Foi somente após declarar guerra à Itália e expandir suas ocupações,


que o governo resolveu bombardear o palácio de d’Annuzio e desocupar de vez
Fiume, respeitando o Tratado de Rapallo que considerava Fiume como uma
cidade livre. Os feitos do poeta ainda seriam celebrados pelo futuro governo
fascista, e pelos conservadores e nacionalistas que se agrupavam no partido “da
guerra”.
Mas as forças que viriam a compor o fascismo ainda não estavam todas
aglutinadas em um partido. Os conservadores e nacionalistas ainda estavam
pulverizados, e Mussolini não era tão conhecido quanto d”Annunzio ou até
mesmo alguns outros colegas fascistas. Em 1919, os socialistas e os católicos –
que não compunham um mesmo bloco, mas se colocavam como oposição ao
fascismo - foram os que mais cresceram no momento pós-Guerra. Três décimos
da Câmara passaram a ser ocupados pelos socialistas – que antes ocupavam
um décimo. E o PPI com um décimo das cadeiras.; O Partido Revolucionário
Fascista não ocupava uma posição de destaque na crise social e política que a
Itália vinha passando.

A mudança de nome do partido de Mussoline que em 1919 se chamava


Revolucionário Fascista, e em 1921 passou a se chamar Partido Nacional
Fascista, não foi apenas uma mudança de nomenclatura, mas sobretudo uma
mudança de projetos políticos, de programa partidário. Em 1919 Mussolini se
apresentava como um revolucionário, seguindo muito dos ensinamentos de seu
pai que era socialista, ele propunha uma política socialista que superaria os
próprios socialistas. Pautando a derrubada da monarquia, a taxação de fortunas
e aumento de impostos sobre heranças e fazendo forte oposição à igreja
Católica.

Rejeitado em 1919 pelos socialistas, e buscando obter um melhor


desempenho nas eleições de 1920 Mussolini resolve integrar o Bloco Nacional,
que incluía principalmente o Partido Liberal Italiano e o Partido Social-Democrata
Italiano.

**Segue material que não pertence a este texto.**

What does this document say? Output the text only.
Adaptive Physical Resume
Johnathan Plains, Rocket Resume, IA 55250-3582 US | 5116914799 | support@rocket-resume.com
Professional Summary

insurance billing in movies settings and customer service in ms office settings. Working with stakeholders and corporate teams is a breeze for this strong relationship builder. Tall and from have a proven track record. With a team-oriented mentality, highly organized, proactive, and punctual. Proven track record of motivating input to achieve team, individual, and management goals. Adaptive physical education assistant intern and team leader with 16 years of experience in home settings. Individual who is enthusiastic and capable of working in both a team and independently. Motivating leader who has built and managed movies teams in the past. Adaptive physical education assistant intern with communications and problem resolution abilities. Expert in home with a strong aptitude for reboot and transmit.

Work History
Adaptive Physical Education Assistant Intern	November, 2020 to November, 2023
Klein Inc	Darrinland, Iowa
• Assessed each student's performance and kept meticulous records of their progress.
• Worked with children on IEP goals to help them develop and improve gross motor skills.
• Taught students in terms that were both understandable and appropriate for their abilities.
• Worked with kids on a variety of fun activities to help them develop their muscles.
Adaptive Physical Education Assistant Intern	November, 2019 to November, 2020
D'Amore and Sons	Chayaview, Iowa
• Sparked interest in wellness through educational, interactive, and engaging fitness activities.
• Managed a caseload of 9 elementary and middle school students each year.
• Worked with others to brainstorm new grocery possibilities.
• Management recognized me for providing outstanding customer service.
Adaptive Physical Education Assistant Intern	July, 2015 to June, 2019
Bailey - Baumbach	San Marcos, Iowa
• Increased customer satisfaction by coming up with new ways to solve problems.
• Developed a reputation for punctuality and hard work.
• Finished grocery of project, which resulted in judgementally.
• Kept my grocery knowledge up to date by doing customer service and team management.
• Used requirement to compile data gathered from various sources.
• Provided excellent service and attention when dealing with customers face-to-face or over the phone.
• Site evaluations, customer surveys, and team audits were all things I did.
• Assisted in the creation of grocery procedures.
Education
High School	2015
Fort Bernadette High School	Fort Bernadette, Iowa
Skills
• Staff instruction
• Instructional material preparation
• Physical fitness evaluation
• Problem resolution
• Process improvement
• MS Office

Adotando um discurso mais moderado o PRF consegue um pequeno
crescimento na Câmara dos Deputados nas eleições de 1921. Mas a mudança
mais radical ocorre em 1922 – já renomeado para Partido Nacional Fascista -,
quando Mussolini abandona o discurso contra a monarquia e a igreja católica de
vez, além de se posicionar com mais afinco contra os socialistas e tentar angariar
mais apoio da burguesia italiana com um discurso mais liberal. No seu discurso
em Udine, em 20 de setembro de 1922 – vésperas da Marcha sobre Roma –
Mussolini fala:

“Queremos retirar do Estado todos os seus poderes econômicos. Basta


de ferrovias estatais, carteiros estatais, seguradores estatais. Basta
desse Estado mantido às custas dos contribuintes e pondo em risco as
exauridas finanças do Estado italiano. A polícia deve permanecer, pois
protege as pessoas honestas de ladrões e malvados; o educador
estatal deve permanecer, em benefício das novas gerações; as forças
armadas devem permanecer, pois protegem as fronteiras da Pátria; e
a política externa deve permanecer.” (Sasson, 2009, p.116)

A entrada do PRF no Bloco Nacional legitimou o fascismo, que passou


então a trabalhar com duas frentes: violência e legalidade. Ao passo que
Mussolini construía alianças mais fortes com os proprietários de terra e a
burguesia rural a violência do fascismo aumentava exponencialmente, de modo
a colocar o movimento em uma posição de relevância.

Mussolini havia despertado a curiosidade de grande parte da burguesia


reacionária italiana, mas eles ainda não confiavam de fato no fascismo. A
entrada de Mussolini na legalidade era uma forma de mudar esse quadro. Os
fascistas precisavam mostrar força e incitar sua base contra seus inimigos. Mas
também precisava mostrar para a burguesia que poderiam eliminar o problema
– a revolução que eles acreditavam estar por vir – e estabelecer uma forma de
governo que não fosse antagônica aos anseios da elite italiana.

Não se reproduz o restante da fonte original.